Msd lavora anche sui vaccini. Nel 2020 l’Assemblea mondiale della sanità, l’organo legislativo dell’Oms, ha adottato una strategia per accelerare l’eliminazione del cancro della cervice uterina. Sconfiggere l’Hpv, il virus che causa il tumore, è un obiettivo realistico?
Non spetta a me dire se l’obiettivo sia realistico o meno. Preferisco, invece, affidarmi alle parole del direttore generale dell’Oms, Tedros Adhanom Ghebreyesus: ‘Eliminare questi tipi di cancro, fino a pochi anni fa, sembrava un sogno impossibile, ma oggi abbiamo opzioni costo-efficaci e basati su evidenze scientifiche che possono trasformare il sogno in realtà’. La strategia globale dell’Oms per accelerare l’eliminazione del cancro della cervice prevede tre fasi: vaccinazione, screening e trattamento. Un’applicazione efficace di queste tre fasi potrebbe ridurre di oltre il 40% i nuovi casi di tumore ed evitare cinque milioni di decessi correlati entro il 2050.
Oltre all’oncologia e ai vaccini, a quali altri campi guardate per il futuro?
La nostra è un’organizzazione fondata sulla ricerca. Di conseguenza, anche se siamo più specializzati in alcune aree che in altre, seguiamo la scienza. Abbiamo un robusto portafoglio in fase di sviluppo nel campo delle malattie cardiovascolari. Facciamo ricerca sulle neuroscienze, dove ci sono molte esigenze insoddisfatte. E poi non abbandoneremo la ricerca sull’oncologia e sui vaccini.
Che cosa rappresenta l’Italia per una compagnia farmaceutica globale come la vostra?
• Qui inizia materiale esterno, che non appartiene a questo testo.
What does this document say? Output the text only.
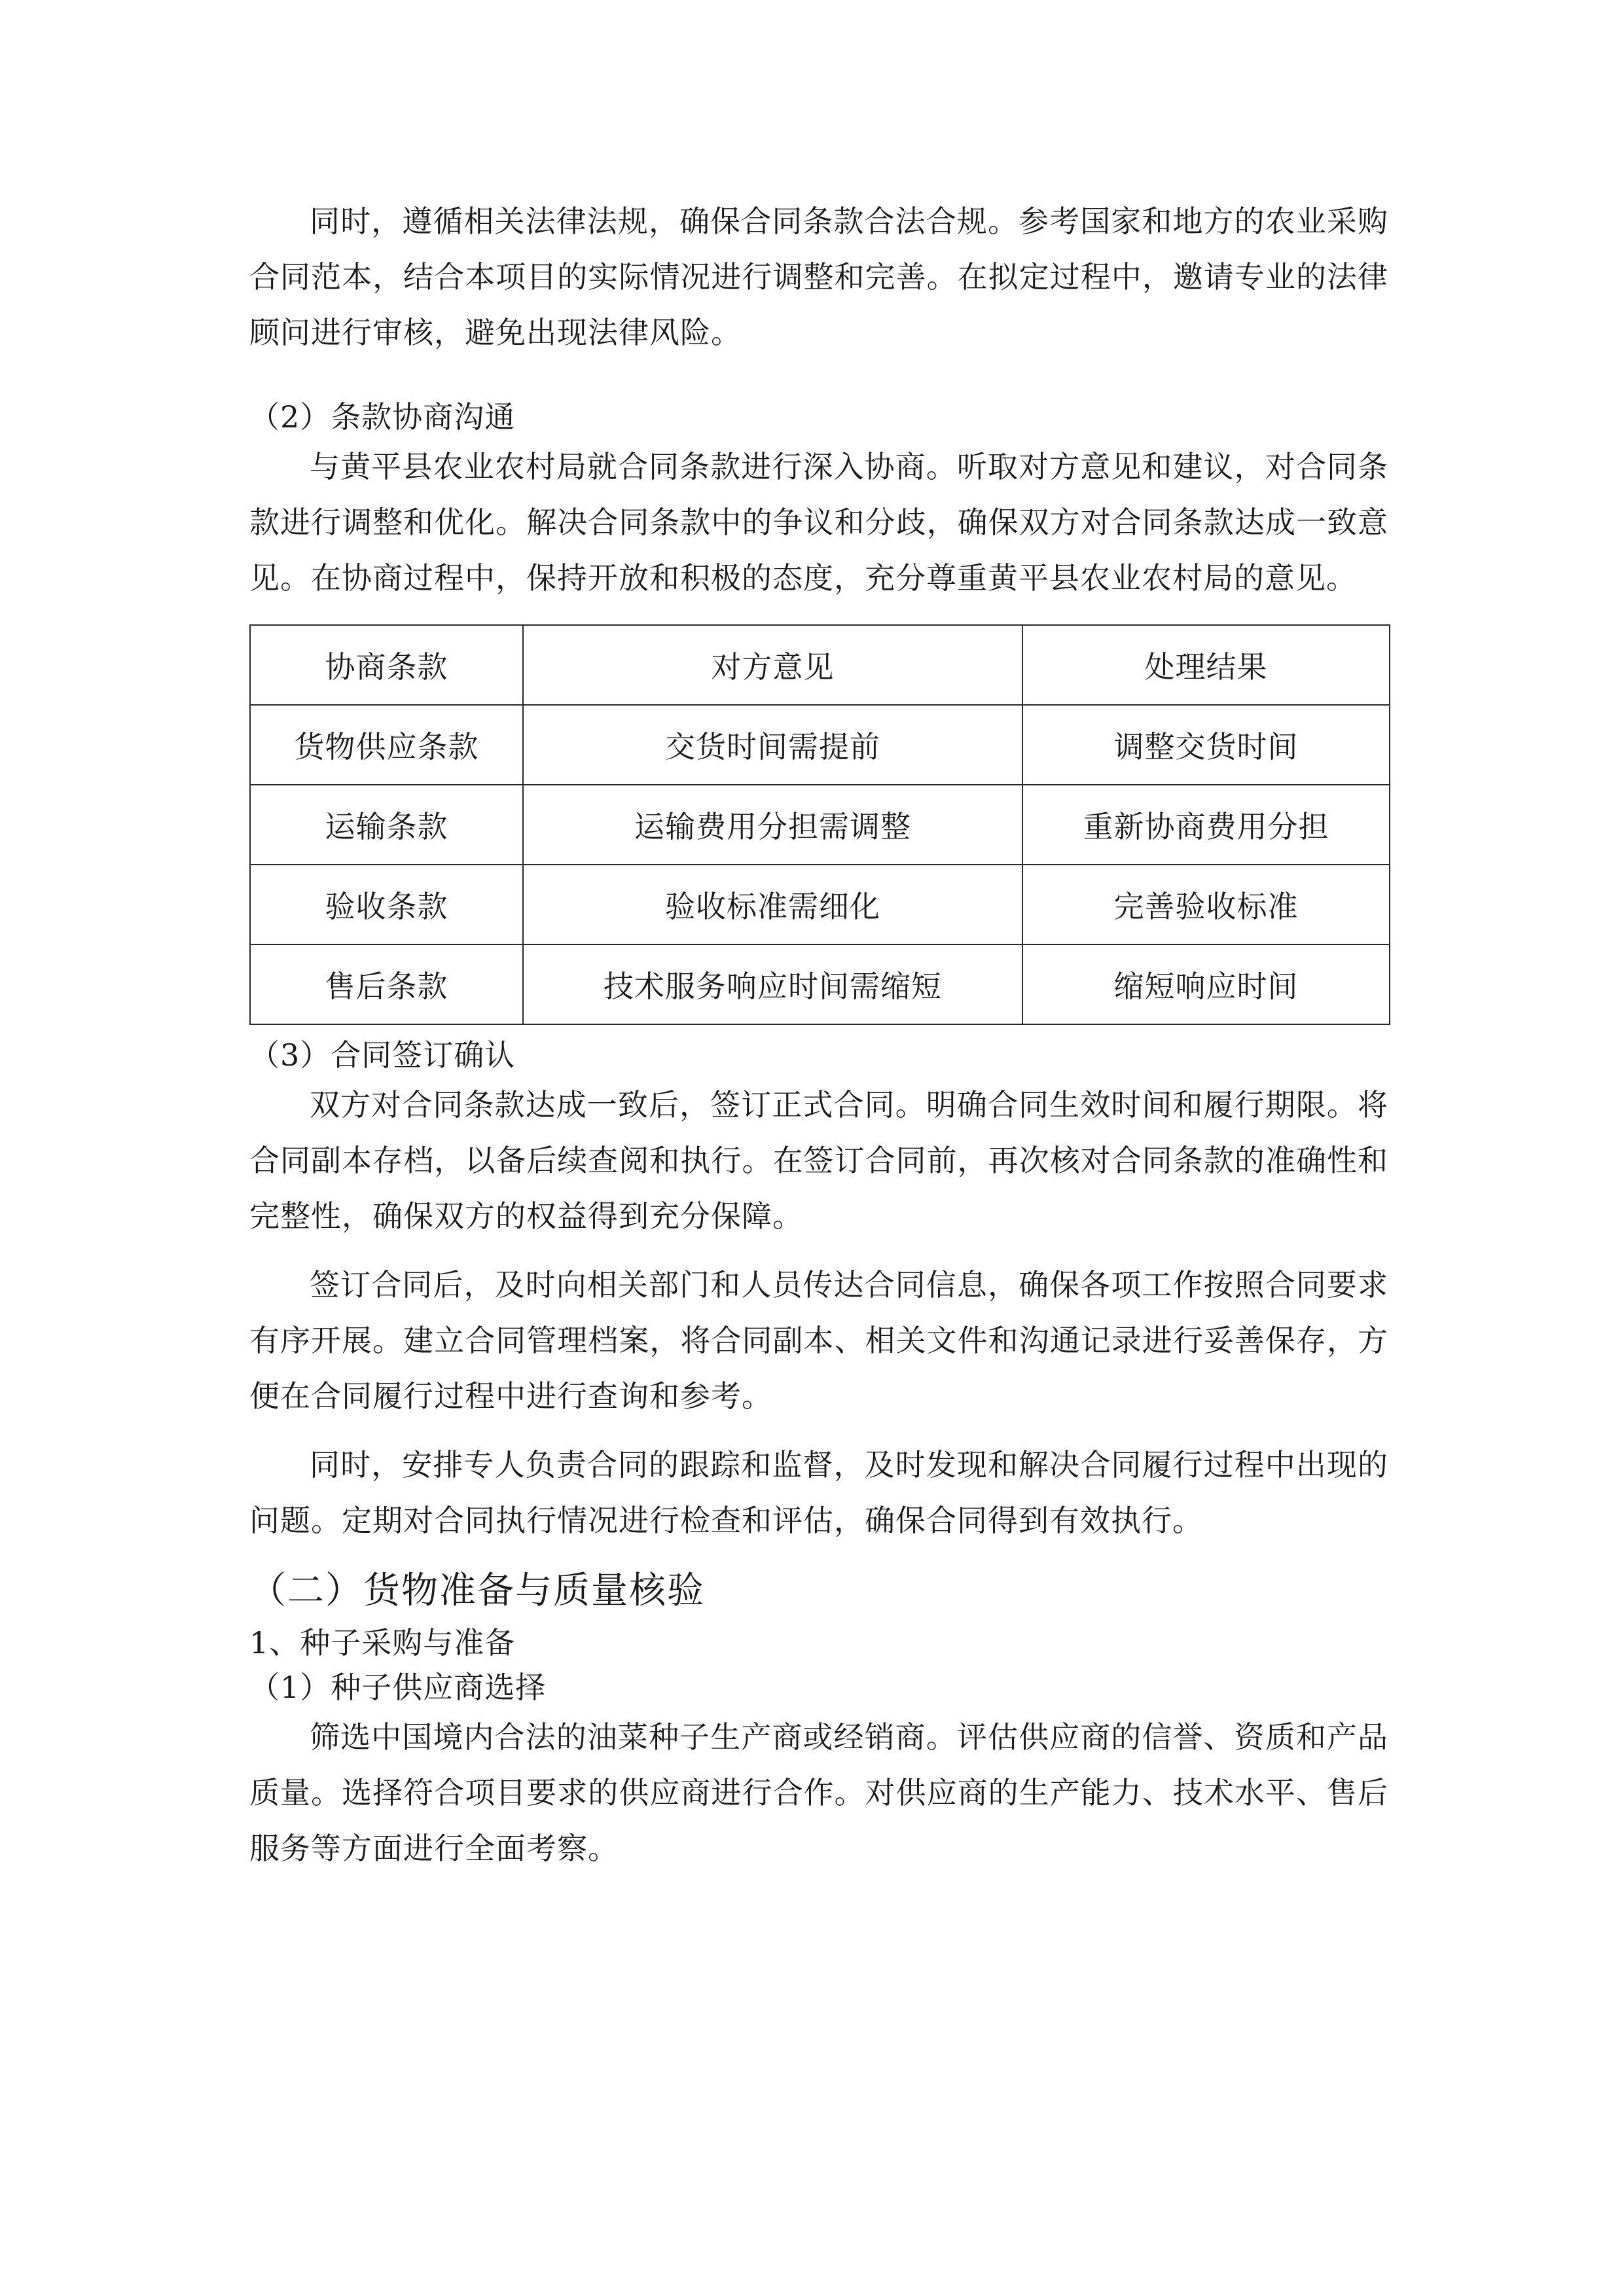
同时，遵循相关法律法规，确保合同条款合法合规。参考国家和地方的农业采购合同范本，结合本项目的实际情况进行调整和完善。在拟定过程中，邀请专业的法律顾问进行审核，避免出现法律风险。

（2）条款协商沟通

与黄平县农业农村局就合同条款进行深入协商。听取对方意见和建议，对合同条款进行调整和优化。解决合同条款中的争议和分歧，确保双方对合同条款达成一致意见。在协商过程中，保持开放和积极的态度，充分尊重黄平县农业农村局的意见。

协商条款	对方意见	处理结果
货物供应条款	交货时间需提前	调整交货时间
运输条款	运输费用分担需调整	重新协商费用分担
验收条款	验收标准需细化	完善验收标准
售后条款	技术服务响应时间需缩短	缩短响应时间

（3）合同签订确认

双方对合同条款达成一致后，签订正式合同。明确合同生效时间和履行期限。将合同副本存档，以备后续查阅和执行。在签订合同前，再次核对合同条款的准确性和完整性，确保双方的权益得到充分保障。

签订合同后，及时向相关部门和人员传达合同信息，确保各项工作按照合同要求有序开展。建立合同管理档案，将合同副本、相关文件和沟通记录进行妥善保存，方便在合同履行过程中进行查询和参考。

同时，安排专人负责合同的跟踪和监督，及时发现和解决合同履行过程中出现的问题。定期对合同执行情况进行检查和评估，确保合同得到有效执行。

（二）货物准备与质量核验

1、种子采购与准备

（1）种子供应商选择

筛选中国境内合法的油菜种子生产商或经销商。评估供应商的信誉、资质和产品质量。选择符合项目要求的供应商进行合作。对供应商的生产能力、技术水平、售后服务等方面进行全面考察。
Msd Italia è una delle nostre prime dieci consociate e, quindi, riveste per noi una grandissima importanza. Penso che Msd sia un’azienda strategica per il vostro sistema paese. Lo scorso anno abbiamo investito in Italia circa 500 milioni di dollari in diverse collaborazioni, in maniera capillare su tutto il territorio, con molte realtà industriali e di servizi e con cmo italiane. Prevediamo un aumento esponenziale nei prossimi anni, sostenendo la produzione farmaceutica in diverse aree terapeutiche. Sempre in Italia, abbiamo investito 70 milioni di euro in ricerca clinica (circa il 10% della spesa complessiva nel paese), con 140 protocolli e quasi 800 siti coinvolti. Msd Italia è poi un grande esempio di diversità, equità e inclusione, con una donna presidente e amministratrice delegata, Nicoletta Luppi, il 50% del leadership team e della forza manageriale femminile e circa il 70% delle promozioni e assunzioni destinate alle donne. E in Italia, come in tutto il mondo, siamo tra le poche aziende ad aver eliminato il divario retributivo di genere. Sono questi alcuni dei fattori che hanno permesso a Msd Italia di essere nominata da Great Place to Work come migliore azienda presso la quale lavorare nel paese.